Some people may think taking a walk is a boring activity. This makes it easy to overlook the many health benefits of walking, which include the following:

  • Walking during the day can help you sleep better at night. The activity can even help people who have insomnia.
  • Walking improves bone health. People with bone conditions can slow or stop the loss of bone tissue by going for a regular stroll.
  • Walking can strengthen your legs and back. Going for a brisk uphill walk can be especially helpful when you want to work out your leg muscles.
  • Walking boosts your mood and helps you destress. Like most exercises, walking leads to a release of endorphins. These are “feel good” chemicals in your brain.
  • Walking improves circulation throughout your body. This leads to lower blood pressure and a stronger heart. Walking can also reduce your risk of stroke.

Convenience-wise, walking has many advantages over other forms of exercise. For example, you won’t need to buy any equipment except a reliable pair of walking shoes. Walking is also a low-impact activity. That means it puts less stress on your joints compared to other exercises.
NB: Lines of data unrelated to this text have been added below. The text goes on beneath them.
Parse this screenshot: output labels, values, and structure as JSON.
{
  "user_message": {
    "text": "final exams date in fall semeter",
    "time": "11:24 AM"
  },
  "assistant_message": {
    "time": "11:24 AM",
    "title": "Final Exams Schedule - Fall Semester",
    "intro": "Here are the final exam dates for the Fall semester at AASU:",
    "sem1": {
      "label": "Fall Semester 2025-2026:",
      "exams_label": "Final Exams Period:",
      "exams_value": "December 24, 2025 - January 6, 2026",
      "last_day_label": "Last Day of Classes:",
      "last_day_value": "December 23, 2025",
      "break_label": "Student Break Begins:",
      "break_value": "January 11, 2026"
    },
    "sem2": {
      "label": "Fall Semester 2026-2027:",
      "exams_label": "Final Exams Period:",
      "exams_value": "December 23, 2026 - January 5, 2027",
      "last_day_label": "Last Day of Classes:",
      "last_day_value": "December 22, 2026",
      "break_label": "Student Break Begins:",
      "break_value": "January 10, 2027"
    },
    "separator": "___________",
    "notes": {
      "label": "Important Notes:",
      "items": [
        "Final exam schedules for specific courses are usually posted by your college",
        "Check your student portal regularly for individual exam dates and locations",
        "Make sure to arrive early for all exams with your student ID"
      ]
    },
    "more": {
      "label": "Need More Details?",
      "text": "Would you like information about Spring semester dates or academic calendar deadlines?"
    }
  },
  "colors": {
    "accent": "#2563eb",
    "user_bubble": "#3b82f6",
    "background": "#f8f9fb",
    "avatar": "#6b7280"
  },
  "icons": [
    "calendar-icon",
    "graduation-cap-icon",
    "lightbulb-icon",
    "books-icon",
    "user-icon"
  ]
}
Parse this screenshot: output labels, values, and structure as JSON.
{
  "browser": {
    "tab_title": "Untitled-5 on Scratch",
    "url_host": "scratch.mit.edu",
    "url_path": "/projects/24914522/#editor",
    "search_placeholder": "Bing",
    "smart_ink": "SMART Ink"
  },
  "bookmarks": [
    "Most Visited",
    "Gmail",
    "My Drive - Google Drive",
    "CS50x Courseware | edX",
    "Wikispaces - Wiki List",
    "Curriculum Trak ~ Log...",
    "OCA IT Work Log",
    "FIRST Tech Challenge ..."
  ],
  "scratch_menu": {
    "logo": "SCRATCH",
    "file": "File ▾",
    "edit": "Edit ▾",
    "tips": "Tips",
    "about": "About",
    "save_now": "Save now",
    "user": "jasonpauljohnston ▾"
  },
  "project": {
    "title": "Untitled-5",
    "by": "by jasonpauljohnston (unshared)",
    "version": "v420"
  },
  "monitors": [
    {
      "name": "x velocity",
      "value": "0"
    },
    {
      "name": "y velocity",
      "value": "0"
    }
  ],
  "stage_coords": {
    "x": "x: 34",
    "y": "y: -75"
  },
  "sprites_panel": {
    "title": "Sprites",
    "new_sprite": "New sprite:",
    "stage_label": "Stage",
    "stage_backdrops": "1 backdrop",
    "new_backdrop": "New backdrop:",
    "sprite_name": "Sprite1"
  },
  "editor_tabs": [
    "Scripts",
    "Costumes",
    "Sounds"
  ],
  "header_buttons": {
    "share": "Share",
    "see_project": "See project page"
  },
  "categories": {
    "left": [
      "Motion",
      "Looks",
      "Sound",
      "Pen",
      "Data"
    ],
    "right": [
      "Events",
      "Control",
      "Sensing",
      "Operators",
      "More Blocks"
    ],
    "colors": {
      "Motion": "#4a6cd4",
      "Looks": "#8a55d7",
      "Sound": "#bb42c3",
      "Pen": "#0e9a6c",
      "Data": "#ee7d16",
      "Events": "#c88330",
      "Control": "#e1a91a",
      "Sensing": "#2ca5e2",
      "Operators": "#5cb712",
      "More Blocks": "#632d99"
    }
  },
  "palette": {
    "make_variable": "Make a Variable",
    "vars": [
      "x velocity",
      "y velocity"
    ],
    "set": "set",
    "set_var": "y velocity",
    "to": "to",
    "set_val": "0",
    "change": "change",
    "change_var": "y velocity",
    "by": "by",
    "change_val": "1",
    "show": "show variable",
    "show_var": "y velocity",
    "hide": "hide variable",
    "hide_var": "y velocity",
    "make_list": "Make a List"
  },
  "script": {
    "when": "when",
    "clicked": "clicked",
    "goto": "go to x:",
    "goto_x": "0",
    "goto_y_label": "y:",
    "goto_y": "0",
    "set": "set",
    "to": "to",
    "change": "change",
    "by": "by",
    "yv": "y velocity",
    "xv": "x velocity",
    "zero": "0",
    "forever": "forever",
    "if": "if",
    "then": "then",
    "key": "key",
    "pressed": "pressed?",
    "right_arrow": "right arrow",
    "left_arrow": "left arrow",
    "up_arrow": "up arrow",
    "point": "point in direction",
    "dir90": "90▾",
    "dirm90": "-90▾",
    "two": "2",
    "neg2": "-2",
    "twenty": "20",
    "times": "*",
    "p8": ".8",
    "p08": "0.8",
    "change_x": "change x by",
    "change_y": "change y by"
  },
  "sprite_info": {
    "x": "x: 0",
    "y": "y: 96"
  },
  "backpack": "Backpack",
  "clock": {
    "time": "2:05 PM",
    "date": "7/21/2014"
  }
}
Start your walking routine

It’s easy to begin a walking routine. The trick is to start small and work your way up to a bigger goal.

During the first week, aim for four 10-minute walks. In other words, get in a total of 40 minutes of walking throughout the entire week. Repeat this schedule for the second week. On the third week, start to push yourself a little further with a total of five 15-minute walks.

Increase to five 20-minute walks on the fourth week. Then, try to complete five 30-minute walks on the fifth week. At this point, you’ve gone from walking 40 minutes per week to 150 minutes per week. Try to maintain this routine or push yourself to walk even more.

Keep your routine fresh

After several weeks, you’ll adapt to your routine. Here are a few ways to keep your workouts interesting:

  • Begin timing your walks. As you progress, challenge yourself to walk the same distance in shorter amounts of time.
  • Listen to music or a podcast. You’ll want to do this only in areas where there aren’t hazards like traffic. Always keep the volume low and stay aware of your surroundings.
  • Incorporate mindfulness meditation into your walks. Instead of letting your mind wander as you walk, focus your attention on present sensations, such as your breathing or other sounds in the area. This can help you manage conditions such as anxiety, depression or pain.

No matter how you decide to guide your walking routine, it has the potential to be a group exercise. Invite someone to start a walking routine with you. However, if this person is not a member of your immediate household, make sure to practice social distancing and wear face masks while walking in-person together.